Para certificar que toda a população da zona rural está protegida contra a febre amarela, equipes do Programa Municipal de Imunização continuarão a realizar uma varredura nas fazendas do município até o final de abril. Apesar de ter visitado quase 1,4 mil propriedades em pouco mais de dois meses de ação, vacinando 1.345 pessoas, o objetivo da Secretaria Municipal de Saúde é garantir que toda a comunidade seja imunizada.

Dos 4.483 abordados pela ação intensificada, 2.753 estavam com o cartão em dia e não precisaram receber a dose. “Ficamos muito satisfeitos com o este número porque que é um indicador de que conseguimos atingir uma grande quantidade de população que vive no campo.
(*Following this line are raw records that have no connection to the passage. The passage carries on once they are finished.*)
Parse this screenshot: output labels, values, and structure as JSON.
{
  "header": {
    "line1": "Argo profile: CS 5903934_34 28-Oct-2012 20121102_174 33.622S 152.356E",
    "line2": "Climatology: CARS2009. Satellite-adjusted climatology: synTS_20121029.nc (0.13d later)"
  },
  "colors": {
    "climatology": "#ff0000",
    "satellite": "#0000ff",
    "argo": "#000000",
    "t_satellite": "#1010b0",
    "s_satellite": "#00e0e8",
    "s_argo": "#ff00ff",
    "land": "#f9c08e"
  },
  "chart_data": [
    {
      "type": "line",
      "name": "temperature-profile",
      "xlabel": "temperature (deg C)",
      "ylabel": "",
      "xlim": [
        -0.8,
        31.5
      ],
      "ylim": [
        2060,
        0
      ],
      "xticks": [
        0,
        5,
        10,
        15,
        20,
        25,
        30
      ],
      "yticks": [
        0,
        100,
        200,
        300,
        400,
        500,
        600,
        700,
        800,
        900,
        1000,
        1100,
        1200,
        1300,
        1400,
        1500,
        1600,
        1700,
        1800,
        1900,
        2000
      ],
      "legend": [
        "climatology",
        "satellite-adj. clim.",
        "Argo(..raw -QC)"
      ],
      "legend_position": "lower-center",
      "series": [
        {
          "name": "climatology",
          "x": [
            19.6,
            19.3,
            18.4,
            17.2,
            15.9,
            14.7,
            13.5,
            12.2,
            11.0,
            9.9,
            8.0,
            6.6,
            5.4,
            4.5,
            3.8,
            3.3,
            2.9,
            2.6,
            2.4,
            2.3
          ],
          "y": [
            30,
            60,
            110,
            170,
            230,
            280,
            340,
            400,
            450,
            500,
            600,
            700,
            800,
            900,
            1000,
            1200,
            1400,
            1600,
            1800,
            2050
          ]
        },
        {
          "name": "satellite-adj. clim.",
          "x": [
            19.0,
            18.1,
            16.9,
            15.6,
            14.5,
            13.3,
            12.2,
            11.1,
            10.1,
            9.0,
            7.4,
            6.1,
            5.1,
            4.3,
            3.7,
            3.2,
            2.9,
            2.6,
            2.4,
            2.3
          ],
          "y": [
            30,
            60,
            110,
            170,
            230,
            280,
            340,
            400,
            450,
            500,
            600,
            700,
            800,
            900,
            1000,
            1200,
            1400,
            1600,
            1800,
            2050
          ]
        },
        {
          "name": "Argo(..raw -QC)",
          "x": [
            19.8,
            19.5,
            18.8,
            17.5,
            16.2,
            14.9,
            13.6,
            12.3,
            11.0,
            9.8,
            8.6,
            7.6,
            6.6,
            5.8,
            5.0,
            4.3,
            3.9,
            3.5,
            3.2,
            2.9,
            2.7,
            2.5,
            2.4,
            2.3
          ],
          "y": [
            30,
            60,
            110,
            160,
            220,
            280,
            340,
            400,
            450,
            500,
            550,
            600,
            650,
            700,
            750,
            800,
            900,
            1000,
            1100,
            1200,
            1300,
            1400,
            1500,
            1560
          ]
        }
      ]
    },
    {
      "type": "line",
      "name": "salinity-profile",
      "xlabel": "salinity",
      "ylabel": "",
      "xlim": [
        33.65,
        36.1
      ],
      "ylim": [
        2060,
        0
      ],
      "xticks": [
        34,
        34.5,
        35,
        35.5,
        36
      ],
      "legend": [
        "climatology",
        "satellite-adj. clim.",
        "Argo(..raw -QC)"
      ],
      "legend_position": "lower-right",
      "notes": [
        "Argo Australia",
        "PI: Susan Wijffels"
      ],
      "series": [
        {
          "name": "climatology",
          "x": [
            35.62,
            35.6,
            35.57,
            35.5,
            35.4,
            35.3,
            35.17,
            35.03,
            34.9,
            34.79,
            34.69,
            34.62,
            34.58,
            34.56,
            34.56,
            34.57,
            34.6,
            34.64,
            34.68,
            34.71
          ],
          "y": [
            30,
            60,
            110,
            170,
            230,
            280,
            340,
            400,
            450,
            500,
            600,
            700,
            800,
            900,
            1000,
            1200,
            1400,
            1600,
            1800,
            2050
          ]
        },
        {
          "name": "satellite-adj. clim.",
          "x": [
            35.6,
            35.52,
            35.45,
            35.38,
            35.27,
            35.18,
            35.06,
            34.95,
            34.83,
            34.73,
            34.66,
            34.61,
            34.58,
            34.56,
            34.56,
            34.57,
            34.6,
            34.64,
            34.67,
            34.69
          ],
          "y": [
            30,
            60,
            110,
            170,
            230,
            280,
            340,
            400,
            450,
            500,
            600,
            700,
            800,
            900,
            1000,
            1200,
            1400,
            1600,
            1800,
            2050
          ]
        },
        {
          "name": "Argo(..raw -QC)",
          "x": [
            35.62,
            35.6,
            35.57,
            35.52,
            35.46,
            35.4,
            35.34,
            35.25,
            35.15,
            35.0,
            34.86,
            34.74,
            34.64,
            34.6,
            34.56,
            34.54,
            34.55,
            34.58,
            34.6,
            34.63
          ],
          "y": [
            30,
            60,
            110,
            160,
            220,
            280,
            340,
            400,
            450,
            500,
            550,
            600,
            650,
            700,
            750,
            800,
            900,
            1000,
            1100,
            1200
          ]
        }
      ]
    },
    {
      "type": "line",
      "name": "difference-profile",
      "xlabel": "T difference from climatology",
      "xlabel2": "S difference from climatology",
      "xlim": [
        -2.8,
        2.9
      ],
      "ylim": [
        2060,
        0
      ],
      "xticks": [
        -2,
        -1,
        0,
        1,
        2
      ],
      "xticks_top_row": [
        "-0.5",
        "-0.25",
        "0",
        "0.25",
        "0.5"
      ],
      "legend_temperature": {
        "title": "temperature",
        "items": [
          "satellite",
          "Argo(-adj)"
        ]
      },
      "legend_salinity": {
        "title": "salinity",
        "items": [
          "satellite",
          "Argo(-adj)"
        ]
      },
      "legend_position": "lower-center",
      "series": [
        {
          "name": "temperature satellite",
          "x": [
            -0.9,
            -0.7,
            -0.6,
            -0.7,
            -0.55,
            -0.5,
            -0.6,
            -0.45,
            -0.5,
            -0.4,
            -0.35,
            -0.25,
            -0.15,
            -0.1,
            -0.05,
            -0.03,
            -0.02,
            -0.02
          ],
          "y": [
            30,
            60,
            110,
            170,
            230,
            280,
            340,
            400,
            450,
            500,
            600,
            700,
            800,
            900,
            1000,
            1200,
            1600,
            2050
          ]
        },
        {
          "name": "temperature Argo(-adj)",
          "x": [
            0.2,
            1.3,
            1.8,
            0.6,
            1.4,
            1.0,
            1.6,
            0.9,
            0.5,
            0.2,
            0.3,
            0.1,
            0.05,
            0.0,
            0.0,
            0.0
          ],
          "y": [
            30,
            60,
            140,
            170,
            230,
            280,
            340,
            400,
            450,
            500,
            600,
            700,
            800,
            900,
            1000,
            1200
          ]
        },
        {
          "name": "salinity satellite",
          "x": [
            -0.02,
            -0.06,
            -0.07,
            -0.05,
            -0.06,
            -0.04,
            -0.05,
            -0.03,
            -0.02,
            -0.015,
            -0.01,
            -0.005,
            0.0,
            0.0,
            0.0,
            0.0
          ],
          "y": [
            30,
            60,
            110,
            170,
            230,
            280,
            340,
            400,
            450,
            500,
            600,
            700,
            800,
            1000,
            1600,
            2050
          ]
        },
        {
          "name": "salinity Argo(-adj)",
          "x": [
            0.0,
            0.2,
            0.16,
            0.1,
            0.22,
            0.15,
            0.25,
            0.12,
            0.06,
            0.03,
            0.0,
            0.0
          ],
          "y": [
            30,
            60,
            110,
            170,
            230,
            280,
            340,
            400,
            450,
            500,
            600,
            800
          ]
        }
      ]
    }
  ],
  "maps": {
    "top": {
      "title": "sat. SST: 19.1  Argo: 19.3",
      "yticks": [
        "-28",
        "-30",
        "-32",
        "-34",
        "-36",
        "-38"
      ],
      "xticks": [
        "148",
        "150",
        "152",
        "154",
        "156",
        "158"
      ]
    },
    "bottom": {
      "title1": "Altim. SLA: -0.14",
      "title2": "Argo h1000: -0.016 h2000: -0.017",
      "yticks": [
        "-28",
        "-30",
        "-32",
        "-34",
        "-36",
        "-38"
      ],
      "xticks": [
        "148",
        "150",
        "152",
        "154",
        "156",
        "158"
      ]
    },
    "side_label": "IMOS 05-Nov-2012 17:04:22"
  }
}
No entanto, continuaremos com essa ação, realizando um trabalho de varredura, para nos certificarmos que atendemos o máximo possível de pessoas na zona rural. Pedimos que a comunidade fique atenta e abra as porteiras para que os nossos profissionais, sempre devidamente identificados, possam entrar na propriedade e ministrar a vacina a quem precisa”, a coordenadora do programa, Cláubia Oliveira.

A vacinação na zona rural

Por ser uma área próxima às matas e beira de rios - ambiente propício para procriação dos mosquitos Haemagogus e o Sabethes, transmissores da febre amarela silvestre –, as fazendas na zona rural também necessitam de atenção e ações de prevenção. “É um trabalho de extrema importância. No ano passado, percorremos cerca de 10 mil quilômetros só na zona rural no intuito de evitar a transmissão do vírus da febre amarela. Agora, vamos novamente para certificar que todos estão imunizados”, a coordenadora do programa, Cláubia Oliveira.

Com a varredura de pente-fino, os trabalhos, que ocorrem aos fins de semana, devem ser encerrados até o fim deste mês. “Queremos garantir o acesso àqueles que estão trabalhando durante a semana e não tiveram a oportunidade de se vacinar”, reforçou Cláudia Oliveira.

Vacine-se

A medida mais importante para prevenção e controle da febre amarela é a vacinação. Desde 2017, a Secretaria Municipal de Saúde vem reforçando as medidas estratégicas de bloqueio e combate ao mosquito transmissor da doença na zona urbana, além de promover a sensibilização na zona rural e a imunização de toda a comunidade. Um trabalho permanente que fez com que a cidade alcançasse 90% da cobertura vacinal e nenhum registro de casos relacionados à febre amarela.

Para a cobertura vacinal chegar aos 95% - índice recomendado pelo Ministério da Saúde -, a população precisa se vacinar. Essa é a orientação da coordenadora do Programa de Imunização. “Minas Gerais é uma área endêmica. Então, a população precisa ficar atenta e, sobretudo, imunizada. Por isso, nosso trabalho não para. Estamos com 93,5% de cobertura e realizando a busca ativa para chegar em um número ainda maior de pessoas vacinadas”, contou Cláubia.

Trabalho em parceria

Além da atualização do cartão de vacina dos cidadãos, ações em empresas e também nos presídios são realizadas. Palestras nas unidades de saúde e em eventos, bem como outras iniciativas de prevenção e combate, integram as atividades executadas em Uberlândia.

Como a febre amarela urbana é transmitida pelo mosquito Aedes aegypti, os profissionais do Centro de Controle de Zoonoses (CCZ) também participam do trabalho ao realizar o recolhimento de pneus, visitas em domicílios para aplicação de inseticida, ação de bloqueio, bem como orientação sobre a eliminação dos criadouros.

Dose única

Desde abril de 2017, o Ministério da Saúde passou a adotar a dose única da vacina contra a febre amarela para as áreas com recomendação de vacinação. Quem já recebeu pelo menos uma dose da vacina é considerado imune para o resto da vida, não necessitando de doses adicionais e/ou dose de reforço.

Pessoas com idade entre nove meses e até 59 anos de idade que não receberam nenhuma dose devem garantir a imunização. Basta procurar a unidade de saúde mais próxima, com o cartão de vacina. Aquelas acima de 60 anos que não tomaram precisam, antes de receber a vacina, de uma avaliação da equipe da sala de vacina para ver se não há nenhuma contraindicação.